Paper Structure (8 sections, 2 equations, 10 figures, 2 tables)

This paper contains 8 sections, 2 equations, 10 figures, 2 tables.

Figures (10)

  • Figure 1: (a) Schematic of the tunable-stiffness soft foil. The rigid nose houses the internal pressure tubing, and clamps the silicone tail. The soft silicone tail has holes to house the inflatable rubber tubes which can expand and contract with pressure. The e-skin is bonded to the silicone tail using a thin layer of EcoFlex-30. (b) (Left) Soft robotic foil with e-skin attached for deformation measurement. The red tracking markers allow for the position of the foil to be tracked underwater for training and ground truth comparison. (Right) e-skin module for the soft robotic foil before attachment to the robot. 6 wires allow for the reading of 9 signals for training and measurement.
  • Figure 2: Outline of the key physical parameters for the control problem. The angle between any oncoming flow and the leading edge $\alpha$ is the angle of attack. The straight line from the leading edge to the trailing edge is the chord line. The line from leading edge to the trailing edge through the centre of the foil is the camber line. The perpendicular distance between the chord and the camber lines defines the camber.
  • Figure 3: Fabrication process of the capacitive e-skin. (a) Deployment of copper electrodes on the 3D-printed mould, (b) Eco-flex 00-30 is poured into the 3D printed mould, (c) curing of the top layer at room temperature for 4 hours and release the mould, (d) fabrication of an additional silicone backing layer and bonding with the top layer by means of the uncured silicone mixture as the adhesive, (e) injection of Liquid metal into the hollow channels with a second needle used as an exhaust for the air and finally sealing of the holes created by the needles with additional silicone. (f) The fabricated Liquid metal e-skin.
  • Figure 4: Schematic of the static testing set up.
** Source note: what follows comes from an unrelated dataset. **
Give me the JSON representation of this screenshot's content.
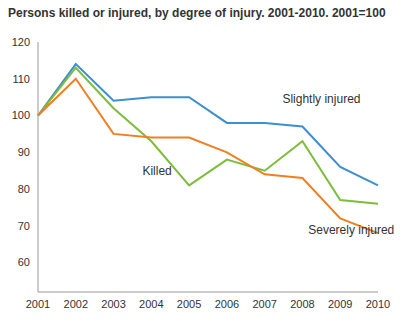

The pressurisation of the foil is controlled using a linear actuator connected to a syringe which supplies the pressure. An underwater camera records the motion of the foil for training and ground truth comparison.
  • Figure 5: Signals of calibrated capacitance readouts, eq. \ref{['eqn: skin calibration']}, during foil deformation (top) and corresponding foil deformation (bottom) throughout five repetitive cycles of camber actuation.